Intentional

I’ve never been on a path like this before. I am finally recognizing the patterns and actually working to change them. I am stepping into the era of healing that I have been so desperately crawling towards for what feels like an eternity. I feel like it is all finally coming to fruition. I am not quite sure if my sense of self worth has completely shifted, but I certainly feel like I do not want to keep feeling the same feelings I have been over and over again anymore. I don’t want to keep feeling like I am being used and only at the mercy of other people going forward. I have autonomy and I know that I can make changes and choose things for myself. I have the power to walk away from things that don’t serve me and I know that I am strong enough to do what is right for me even if it rips me into a million pieces. I have put myself back together before and I will continue to do so. This is my blessing and my curse. I deserve the kind of love I pour into others. I think it is time I give some of that back to myself now.

I know that I have always been the kind of person who loves love and who always had too much of it. Who was overflowing and often into people who didn’t want it or maybe in the wrong ways. I realize now that maybe I was the problem, and to those I hurt I am truly sorry. I think it is possible to love someone too much. To expect too much from people and then when those expectations are not met to lash out isn’t fair to anyone. I am guilty of that; I am sure we all are or were at some point or other. I think accountability is important at this age and especially with growth and wanting to be better. I feel so self-aware at all times that I never get a break from the constant flow of thoughts that are telling me that I am the problem and that I need to stop or that I shouldn’t have said that one thing I said or why didn’t I do or say that thing differently? There are so many things running through my head now. There have been for the past few weeks, but I just haven’t had a chance to sit down and put them down. Life has a way of getting away from us and if we don’t stop and take a moment to acknowledge it, it is going to take us.

I have been really working on setting intentional boundaries as of late. Focusing on taking care of myself more, being intentional with my relationships, thinking about how I interact with people around me, etc. I want to make sure that my time and energy is spent the right way and if it isn’t I don’t want to waste anything there. I feel like I am taking back power by pushing back where people think I owe them things or that they deserve things from me. When in reality I am the master of myself, and I can give what I want to who I want when I want. No one gets to dictate anything about me or what I have except for myself. That is sort of confusing, but it makes sense to me, and again that is sort of the point of all this.

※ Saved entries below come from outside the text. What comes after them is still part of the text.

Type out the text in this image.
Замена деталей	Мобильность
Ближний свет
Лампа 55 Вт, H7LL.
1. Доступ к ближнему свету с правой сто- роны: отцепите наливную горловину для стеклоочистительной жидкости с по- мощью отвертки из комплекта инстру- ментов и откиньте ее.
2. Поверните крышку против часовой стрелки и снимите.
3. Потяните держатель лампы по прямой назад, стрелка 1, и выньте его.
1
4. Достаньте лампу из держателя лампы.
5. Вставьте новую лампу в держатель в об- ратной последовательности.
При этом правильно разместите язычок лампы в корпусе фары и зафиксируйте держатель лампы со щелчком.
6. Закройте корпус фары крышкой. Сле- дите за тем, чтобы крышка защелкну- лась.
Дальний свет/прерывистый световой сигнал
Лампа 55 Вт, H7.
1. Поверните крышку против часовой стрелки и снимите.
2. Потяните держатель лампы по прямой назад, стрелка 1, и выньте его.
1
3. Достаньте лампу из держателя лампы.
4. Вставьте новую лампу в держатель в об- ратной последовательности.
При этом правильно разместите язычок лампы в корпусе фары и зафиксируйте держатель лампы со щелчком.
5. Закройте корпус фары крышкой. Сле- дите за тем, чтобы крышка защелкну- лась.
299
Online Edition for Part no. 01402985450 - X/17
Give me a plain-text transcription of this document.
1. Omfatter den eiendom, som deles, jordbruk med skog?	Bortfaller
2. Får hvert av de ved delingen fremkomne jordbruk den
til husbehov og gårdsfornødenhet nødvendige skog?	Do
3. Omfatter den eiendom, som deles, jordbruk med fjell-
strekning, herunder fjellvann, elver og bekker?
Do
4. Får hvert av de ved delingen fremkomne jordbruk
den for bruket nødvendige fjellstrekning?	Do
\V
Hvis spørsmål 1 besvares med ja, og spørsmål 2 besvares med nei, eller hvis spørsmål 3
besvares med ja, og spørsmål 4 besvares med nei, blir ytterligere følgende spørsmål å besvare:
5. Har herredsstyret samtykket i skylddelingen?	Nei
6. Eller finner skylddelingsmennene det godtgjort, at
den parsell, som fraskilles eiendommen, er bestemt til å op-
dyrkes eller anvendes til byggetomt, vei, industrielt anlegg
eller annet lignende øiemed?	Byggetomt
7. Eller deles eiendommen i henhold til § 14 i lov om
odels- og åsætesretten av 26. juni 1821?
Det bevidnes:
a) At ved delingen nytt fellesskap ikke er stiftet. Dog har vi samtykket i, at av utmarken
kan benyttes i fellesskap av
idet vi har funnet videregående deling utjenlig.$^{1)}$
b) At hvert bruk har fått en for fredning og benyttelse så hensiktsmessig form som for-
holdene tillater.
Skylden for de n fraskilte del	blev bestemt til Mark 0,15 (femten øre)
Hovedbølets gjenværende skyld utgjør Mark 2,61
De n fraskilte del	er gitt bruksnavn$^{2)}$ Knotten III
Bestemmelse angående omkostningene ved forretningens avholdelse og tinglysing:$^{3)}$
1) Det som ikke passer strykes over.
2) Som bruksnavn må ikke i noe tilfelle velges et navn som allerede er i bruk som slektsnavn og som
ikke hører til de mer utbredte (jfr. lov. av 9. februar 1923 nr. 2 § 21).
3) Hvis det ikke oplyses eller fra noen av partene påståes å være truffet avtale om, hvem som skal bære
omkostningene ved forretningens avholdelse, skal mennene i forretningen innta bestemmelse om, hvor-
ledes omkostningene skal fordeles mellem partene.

Recently I had someone try to cross multiple boundaries with me and then try to force me to keep them in my life. I then had to forcefully decline and remove them from all platforms. It didn’t necessarily feel good, since it does take some amount of energy even to remove people from your life, but at least I felt some kind of relief in knowing that I was able to do that for myself, where before I would just allow that kind of behavior in my life. I think there is some level of pain and solace in knowing that you have to let go of things that you know are bad for you in order to keep growing even if it hurts or you don’t want to or you have to face uncomfortable things that you didn’t want to in order to do that.

I am starting to read more into the “Let Them” theory, where you just sort of have to let people be who they are and you have to be who you are and not have the expectations and understand that things happen certain ways and sometimes not everything works out exactly how YOU want it to, but that is life and it is always moving and the things that are meant for you will stay and the things that are not will go as they are meant to.

I think it is important to remember that we can’t force things. I think that is something that I tried to do for a long time in my life. I thought that I had these grand plans and that everything was going to follow this specific order, and people were going to do xyz things, but that just isn’t how things are, and you can’t control people or things or the Universe’s plan. You can only control yourself and how you respond to things. I think that is something I am also finally coming to terms with. Learning to lean into living in the moment Trying not to be so self-aware. Finding that person who calms the raging thoughts in my mind. Finding the peace that I have so desperately been craving for so long. I wonder if it is finally a safe place to land?

I think that my main fear is that inevitably something will either continue to happen or it will end. Regardless of circumstances or what we want, that is just the nature of life and the Universe. Somewhat, both parties have to choose to want something and on the other hand one or the other can choose to stop wanting that something. Having to put some level of trust into someone else’s hands is terrifying. The thoughts of “what if” constantly playing. I know that isn’t the right way to live life. I know I have been burned before and I know it is impossible to avoid the flame forever. We are human and curious after all. But I think we are allowed to rest and take things in and know that even when we feel like we are trapped and there’s no way out, there is always some solution that hasn’t come to fruition in our mind. I know that I have grown so much over the last couple of years, and I have the tools to make the choices that are best for me. I hope that when that time comes, I am strong enough to follow through.